London - A proposal to toughen UK laws to make it easier to hold companies accountable for financial crime is still under consideration by the government after years of back and forth, according to a speech from the solicitor general.

"The weaknesses in our current law result in other jurisdictions holding British companies to account when ours has not," Robert Buckland said on Monday at a conference in Cambridge, England. "The government completed its call for evidence on corporate criminal liability" laws and is now considering the submissions.

Buckland’s comments at the Cambridge International Symposium on Economic Crime come one year after the attorney general told the same conference the government had resurrected a proposal to make it an offense for companies to fail to prevent economic crimes such as fraud and money laundering.

The move marked a U-turn from a year earlier when the government abandoned the initiative, claiming there was "little evidence of corporate economic wrongdoing going unpunished."

Prosecutors and anti-corruption lobbyists have pressed the government to widen UK corporate liability laws to make them more akin to the US, where companies are more directly responsible for workers’ actions.
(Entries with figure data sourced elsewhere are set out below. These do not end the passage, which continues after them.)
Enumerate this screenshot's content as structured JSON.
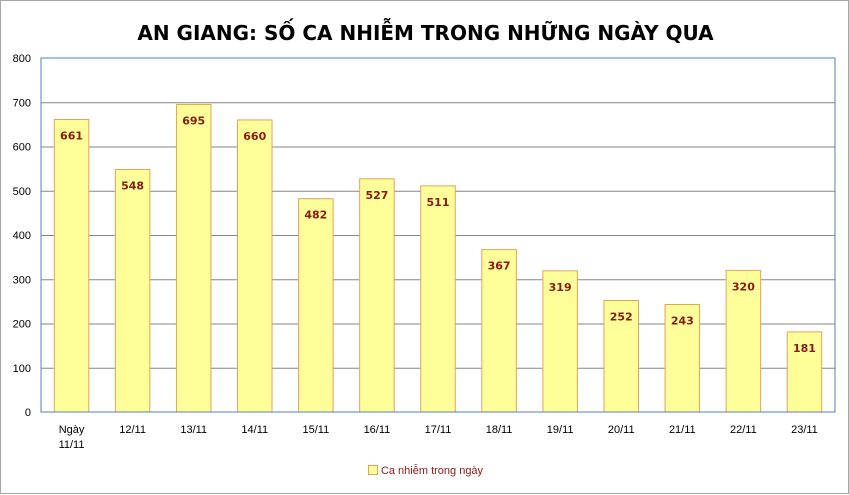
{
  "chart_data": {
    "type": "bar",
    "title": "AN GIANG: SỐ CA NHIỄM TRONG NHỮNG NGÀY QUA",
    "categories": [
      "Ngày 11/11",
      "12/11",
      "13/11",
      "14/11",
      "15/11",
      "16/11",
      "17/11",
      "18/11",
      "19/11",
      "20/11",
      "21/11",
      "22/11",
      "23/11"
    ],
    "series": [
      {
        "name": "Ca nhiễm trong ngày",
        "values": [
          661,
          548,
          695,
          660,
          482,
          527,
          511,
          367,
          319,
          252,
          243,
          320,
          181
        ]
      }
    ],
    "xlabel": "",
    "ylabel": "",
    "ylim": [
      0,
      800
    ],
    "yticks": [
      0,
      100,
      200,
      300,
      400,
      500,
      600,
      700,
      800
    ],
    "grid": true,
    "legend_position": "bottom",
    "colors": {
      "bar_fill": "#ffff99",
      "bar_border": "#e8a15a",
      "data_label": "#8b1a10",
      "gridline": "#868686",
      "plot_border": "#4f81bd"
    }
  }
}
Under current UK laws, a company can only be charged if prosecutors can demonstrate senior executives - or the so-called controlling mind - of a company were involved.

The change would give law enforcement agencies a more complete suite of powers after the UK made companies responsible for failing to prevent bribery in 2011, and a new criminal offense of corporate failure to prevent tax evasion is about to come into force.

Board distance

"Our current system of limited corporate liability incentivises a company’s board to distance itself from the company’s operations," Buckland told the audience of global prosecutors and defense lawyers. This "has made it difficult to attribute criminal liability to large corporations."

Buckland praised the work of the Crown Prosecution Service and Serious Fraud Office, which he oversees, citing the SFO’s recent charges against Barclays and four of its former executives as an example of the UK response to allegations of economic crime.

SFO Director David Green told the audience in his final speech at the symposium before he steps down in April that he’d been "banging on for six years" about the need to extend corporate criminal liability.

"It is surely right that the UK should lead enforcement in relation to UK companies" and companies with business here, Green said. "If we take our foot off the pedal in relation to corporate crime and commercial bribery others will fill the void."

The SFO was threatened with closure this year by Prime Minister Theresa May, who pledged in the Conservative Party election manifesto to subsume the prosecutor into the National Crime Agency.

May acted amid a wide-ranging government review of Britain’s economic crime agencies. The prime minister said in a letter to Treasury Committee chairperson Nicky Morgan last month that feedback from the review would be discussed with ministers by the end of the summer.